Inpainting via Generative Adversarial Networks for CMB data analysis
This addresses a domain-specific issue for CMB data analysis, offering an incremental improvement in inpainting accuracy for astronomical applications.
The paper tackles the problem of inpainting Cosmic Microwave Background (CMB) data in masked regions after point source extraction, using a modified Generative Adversarial Network (GAN) to achieve reconstruction with 1% error down to 5 arcminutes for masks of about 1500 pixels.

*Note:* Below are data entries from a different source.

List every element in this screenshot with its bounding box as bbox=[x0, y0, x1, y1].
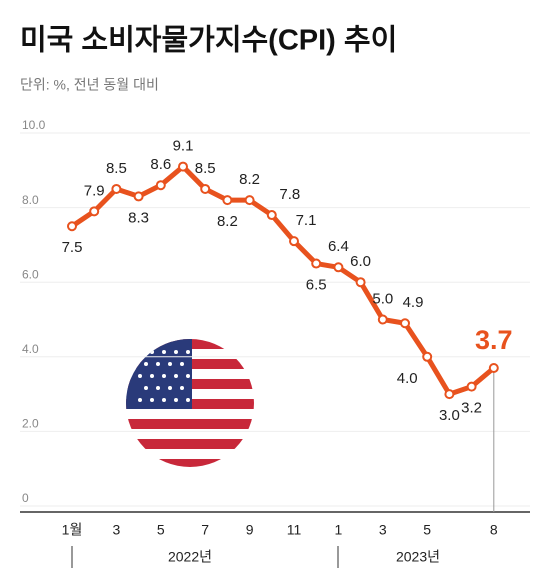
y-tick-label: 8.0 bbox=[22, 193, 39, 207]
y-tick-label: 6.0 bbox=[22, 267, 39, 281]
value-label: 7.8 bbox=[279, 186, 300, 203]
value-label: 8.6 bbox=[150, 156, 171, 173]
value-label: 3.0 bbox=[439, 407, 460, 424]
year-label: 2022년 bbox=[168, 549, 212, 565]
value-label: 4.9 bbox=[403, 294, 424, 311]
x-tick-label: 5 bbox=[157, 522, 165, 538]
point bbox=[289, 236, 299, 247]
value-label: 5.0 bbox=[372, 290, 393, 307]
value-label: 7.9 bbox=[84, 182, 105, 199]
point bbox=[422, 351, 433, 362]
value-label: 8.5 bbox=[195, 160, 216, 177]
point bbox=[133, 191, 144, 202]
point bbox=[355, 277, 366, 288]
value-label: 7.1 bbox=[296, 212, 317, 229]
value-label: 6.4 bbox=[328, 238, 349, 255]
point bbox=[400, 318, 410, 329]
value-label: 9.1 bbox=[173, 138, 194, 155]
point bbox=[266, 210, 277, 221]
value-label: 6.5 bbox=[306, 277, 327, 294]
point bbox=[244, 195, 255, 206]
point bbox=[67, 221, 77, 232]
point bbox=[111, 183, 122, 194]
x-tick-label: 1 bbox=[335, 522, 343, 538]
point bbox=[333, 262, 344, 273]
x-tick-label: 5 bbox=[423, 522, 431, 538]
value-label: 7.5 bbox=[62, 239, 83, 256]
value-label: 6.0 bbox=[350, 253, 371, 270]
value-label: 4.0 bbox=[397, 370, 418, 387]
x-tick-label: 9 bbox=[246, 522, 254, 538]
point bbox=[444, 389, 455, 400]
x-tick-label: 3 bbox=[379, 522, 387, 538]
chart-subtitle: 단위: %, 전년 동월 대비 bbox=[20, 77, 159, 93]
point bbox=[89, 206, 100, 217]
point bbox=[488, 362, 499, 373]
point bbox=[155, 180, 166, 191]
x-tick-label: 11 bbox=[287, 522, 302, 538]
y-tick-label: 10.0 bbox=[22, 118, 46, 132]
value-label: 8.3 bbox=[128, 209, 149, 226]
y-tick-label: 0 bbox=[22, 491, 29, 505]
point bbox=[222, 195, 233, 206]
value-label: 8.2 bbox=[239, 171, 260, 188]
point bbox=[311, 258, 322, 269]
y-tick-label: 4.0 bbox=[22, 342, 39, 356]
value-label: 8.5 bbox=[106, 160, 127, 177]
point bbox=[200, 183, 211, 194]
point bbox=[377, 314, 388, 325]
chart-title: 미국 소비자물가지수(CPI) 추이 bbox=[20, 24, 397, 57]
x-tick-label: 1월 bbox=[62, 522, 83, 538]
y-tick-label: 2.0 bbox=[22, 417, 39, 431]
x-tick-label: 8 bbox=[490, 522, 498, 538]
value-label: 3.2 bbox=[461, 400, 482, 417]
year-label: 2023년 bbox=[396, 549, 440, 565]
point bbox=[466, 381, 477, 392]
us-flag bbox=[126, 339, 254, 467]
point bbox=[178, 161, 188, 172]
value-label: 3.7 bbox=[475, 325, 513, 355]
x-tick-label: 7 bbox=[201, 522, 209, 538]
value-label: 8.2 bbox=[217, 213, 238, 230]
x-tick-label: 3 bbox=[113, 522, 121, 538]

In this work, we propose a new method to inpaint the CMB signal in regions masked out following a point source extraction process. We adopt a modified Generative Adversarial Network (GAN) and compare different combinations of internal (hyper-)parameters and training strategies. We study the performance using a suitable $\mathcal{C}_r$ variable in order to estimate the performance regarding the CMB power spectrum recovery. We consider a test set where one point source is masked out in each sky patch with a 1.83 $\times$ 1.83 squared degree extension, which, in our gridding, corresponds to 64 $\times$ 64 pixels. The GAN is optimized for estimating performance on Planck 2018 total intensity simulations. The training makes the GAN effective in reconstructing a masking corresponding to about 1500 pixels with $1\%$ error down to angular scales corresponding to about 5 arcminutes.